We recently started a small scale experimental presence on Friendfeed (official announcement) . Friendfeed is one of the most popular life-streaming services out there. I was curious about whether libraries were using such services and did a small survey on it. More on that later.
In today’s world, one person might be on Flickr, Facebook, Friendster, Slideshare, Youtube, Delicious or a hundred other different web 2.0/Social media accounts at the same time. Lifestreaming services aggregates all these accounts into one central place, for interested people to follow. Wired in Dec 2008 claimed that Lifestreaming is one of the web technologies of 2008 that you should be using now. For a brief description of how typical lifestreaming service work see here. The lifestream blog provides a comprehensive review of the latest state of art in Lifestreaming.
Given that libraries are currently reaching out to user communities via blogs, Facebook, Flickr, Delicious and a myraid other social networking/media accounts, it seems natural for them to consider using lifestreaming applications to provide a centralized location for all these accounts.
There are many lifestreaming applications out there (see list and comparison), though it is still early days in this new area, Friendfeed (by an ex-googler), is currently the industry leader (though Facebook has recently added similar functions).
Though Friendfeed does not provide support to as many services as say Profilactic, they have a relative intutive interface, a powerful search engine and relative size, though like most lifestreaming services they currently cater mostly to the early adopter crowd (including most librarians)
I was curious to see how many libraries have started Friendfeed accounts and so I did a small experiment. I searched Friendfeed for accounts with the word “Library” or “libraries”. I filtered out as best as I could accounts that clearly wasn’t Library accounts (for some reason it gives me accounts where library doesn’t appear in the account name?), excluded accounts that had no updates, and left out accounts where the feed was private (still testing)? In the end I ended up with 15 accounts.A couple seemed to be in testing/experimental modes though they all had at least 10 updates.
It was quite fascinating looking at the friendfeed account of each library. You get a quick snap shot of what web 2.0/library 2.0 activities each library is engaging in and I already see some interesting ideas that I didn’t think of. I also uploaded the data into googledocs here , feel free to edit.
One obvious thing I did was to see what web 2.0 accounts libraries were linking to in Friendfeed (I didn’t check if they actually had updates from those accounts though). Also if they had more than more accounts of the same service (say 2 blogs or 2 Flickr accounts), I counted them once.
Do note that the diagram above is not representative of what libraries are doing in the web2.0/socialmedia arena (for that see this). Rather they show what libraries who have Friendfeed accounts (who are likely to be early adopters) are doing.
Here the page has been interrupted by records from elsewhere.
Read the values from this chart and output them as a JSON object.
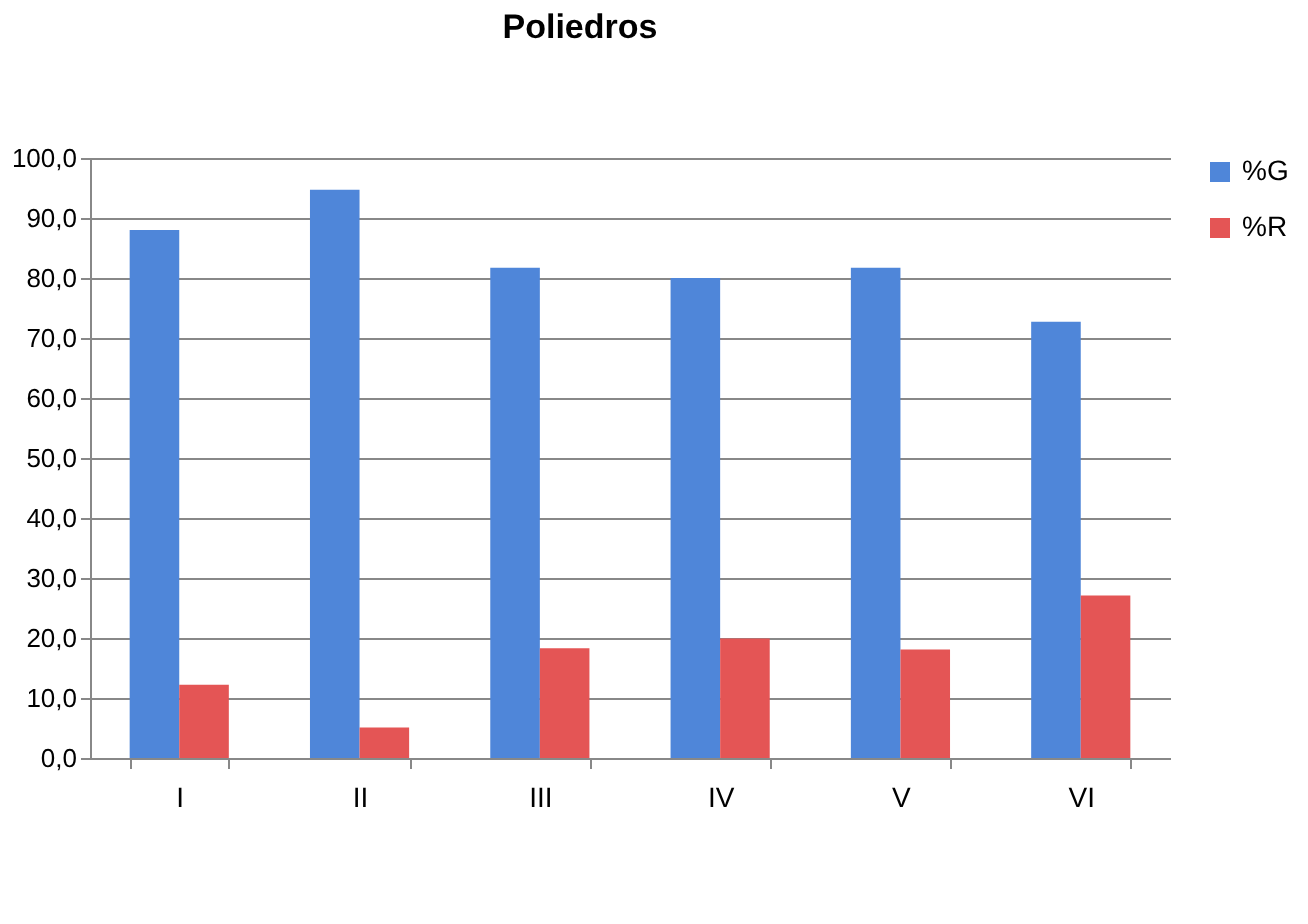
{
  "chart_data": {
    "type": "bar",
    "title": "Poliedros",
    "categories": [
      "I",
      "II",
      "III",
      "IV",
      "V",
      "VI"
    ],
    "series": [
      {
        "name": "%G",
        "color": "#4f86d9",
        "values": [
          88.0,
          94.7,
          81.7,
          80.0,
          81.7,
          72.7
        ]
      },
      {
        "name": "%R",
        "color": "#e45555",
        "values": [
          12.2,
          5.1,
          18.3,
          19.9,
          18.1,
          27.1
        ]
      }
    ],
    "ylim": [
      0,
      100
    ],
    "yticks": [
      {
        "value": 0,
        "label": "0,0"
      },
      {
        "value": 10,
        "label": "10,0"
      },
      {
        "value": 20,
        "label": "20,0"
      },
      {
        "value": 30,
        "label": "30,0"
      },
      {
        "value": 40,
        "label": "40,0"
      },
      {
        "value": 50,
        "label": "50,0"
      },
      {
        "value": 60,
        "label": "60,0"
      },
      {
        "value": 70,
        "label": "70,0"
      },
      {
        "value": 80,
        "label": "80,0"
      },
      {
        "value": 90,
        "label": "90,0"
      },
      {
        "value": 100,
        "label": "100,0"
      }
    ],
    "grid": "y",
    "legend": "right"
  }
}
There are few surprises, though I’m mildly surprised Slideshare (and similar services) are not used more to share presentations (think library tutorials).
Though Twitter is getting a lot of press, it is still a technology that libraries are getting grips on (more info here, here , list of twittering libraries), so I suspect the large number of Twitter accounts here only reflects the fact that Libraries on Friendfeed are obviously early adopters.
Using the classification of social media services found here , we can see libraries are basically using blogs, microstreaming services (Twitter, Plurk etc), photo sharing sites (Flickr, Picasa etc) , social bookmarking services (Delicious, Diigo, Twine etc).
Lesser used are video sharing sites (Youtube, Vimeo etc) , document sharing (Slideshare, Scribd etc) , book services (Librarything, Good reads, Amazon etc), music/movie review services ( Last.fm, iLike)
You can probably write an entire book on how libraries can use each category of social media service to reach out, so I won’t try at least for now.
But viewing social media services in such categories, one can suddenly see a lot of ways in which libraries can creatively use social media that we currently aren’t using.
For example how about using events related services like Upcoming , or calenders 2.0 service to publish library events? Geo-location services like Brightkite to keep patrons updated about your location? Sharing documents via Google reader ?
Lifestream services accept any kind of RSS feed (some might even accept ical format for online calenders?) , so you can add content as long as it is in RSS format.
For example, we currently convert our “new additions to libraries” into RSS format and push it to our Friendfeed account. If the content you want is not in RSS format, you can try using a data/feedscraper to convert a static webpage into RSS. I recommend Dapper.
The lifestreaming arena is still in a state of flux and understandably libraries might want to adopt a wait and see attitude. It is possible that Friendfeed and similar services will die off as standalone services as Facebook adds similar feature . On the other hand, maintenance of Friendfeed accounts is comparative light compared to a Facebook account.
If you are already running several web 2.0 accounts, friendfeed adds very little to the burden, once you set it up and link to your other accounts. Just continue to post pictures to Flickr, bookmarks to Delicious, make blog posts and your Friendfeed account will be updated automatically.